The idea is to tap into about $35 billion of available welfare funds Edgar says recipients haven't known how to access.

On a grander scale, Edgar's vision of broader cooperation among Christian groups made a big leap forward this week. The U.S. Conference of Catholic Bishops voted Wednesday to join Christian Churches Together in the U.S.A., which seeks participation from mainline Protestant, Catholic, historically ethnic, Orthodox Christian and evangelical churches.

Edgar said the idea began about three years ago when he met with a high-ranking Catholic bishop and a Salvation Army leader. Although its member denominations will be part of this new group, the NCC itself will not be, Edgar says. "We knew evangelicals wouldn't take part if they knew the 'flaky, liberal NCC' was a part of it."

Edgar, a pastor since age 19, says his passion stems from biblical verses exhorting the faithful to care for the Earth and the poor — "the least of these our brothers and sisters." Those clear injunctions, he says, are often missing from recent post-election talk about what constitutes biblical moral values.

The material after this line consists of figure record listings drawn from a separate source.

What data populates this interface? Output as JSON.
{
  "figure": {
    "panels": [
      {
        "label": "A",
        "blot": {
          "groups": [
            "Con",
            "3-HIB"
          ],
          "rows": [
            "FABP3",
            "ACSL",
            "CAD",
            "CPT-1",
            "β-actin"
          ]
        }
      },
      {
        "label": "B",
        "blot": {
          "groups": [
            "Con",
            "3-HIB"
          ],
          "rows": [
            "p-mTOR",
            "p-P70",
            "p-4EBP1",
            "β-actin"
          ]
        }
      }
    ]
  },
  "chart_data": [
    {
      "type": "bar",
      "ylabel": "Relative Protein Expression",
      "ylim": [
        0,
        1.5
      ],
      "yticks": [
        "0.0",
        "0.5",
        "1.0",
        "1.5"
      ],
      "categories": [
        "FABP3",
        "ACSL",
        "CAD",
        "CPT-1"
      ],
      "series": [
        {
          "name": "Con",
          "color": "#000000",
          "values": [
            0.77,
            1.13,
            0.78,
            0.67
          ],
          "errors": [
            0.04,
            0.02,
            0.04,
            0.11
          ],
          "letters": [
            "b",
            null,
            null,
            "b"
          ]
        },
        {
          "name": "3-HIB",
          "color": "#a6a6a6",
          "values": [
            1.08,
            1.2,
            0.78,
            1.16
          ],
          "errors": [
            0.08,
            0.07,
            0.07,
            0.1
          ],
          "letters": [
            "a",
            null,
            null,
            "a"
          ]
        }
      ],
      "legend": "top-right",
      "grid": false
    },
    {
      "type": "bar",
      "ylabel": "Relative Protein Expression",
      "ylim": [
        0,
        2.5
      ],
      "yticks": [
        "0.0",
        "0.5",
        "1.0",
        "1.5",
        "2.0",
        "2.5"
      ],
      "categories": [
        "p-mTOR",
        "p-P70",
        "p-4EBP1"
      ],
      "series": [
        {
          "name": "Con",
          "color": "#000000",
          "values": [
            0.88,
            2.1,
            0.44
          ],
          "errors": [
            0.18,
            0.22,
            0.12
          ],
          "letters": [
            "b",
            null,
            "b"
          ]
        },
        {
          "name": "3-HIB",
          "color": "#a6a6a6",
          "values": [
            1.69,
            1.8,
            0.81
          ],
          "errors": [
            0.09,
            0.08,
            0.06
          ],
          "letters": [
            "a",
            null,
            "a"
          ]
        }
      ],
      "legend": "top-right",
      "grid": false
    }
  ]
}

What makes Edgar the right man to lead the NCC now, some say, is his pragmatic approach, honed from years in Congress and in college administration.

In 1975, he was the first Democrat in 120 years elected from his heavily Republican district in Pennsylvania. His constituents returned him for five more terms. And before heading the NCC, he served for 10 years as president of Claremont Theological School in Claremont, Calif.

In Congress, Edgar "was liked on both sides of the aisle because of his commitment to straightforward answers to challenges," said former Washington Gov. Mike Lowry, whose congressional terms overlapped with Edgar's.

Under Edgar, the NCC has clarified its priorities, concentrating on what he calls the three P's: poverty, peace and planet Earth.

Those priorities mean the group does not take stands on some issues that are tearing mainline denominations apart, such as homosexuality.

While those issues are important, Edgar says, he sees greater urgency in fighting against, say, the war in Iraq. "We can't be everything to everyone."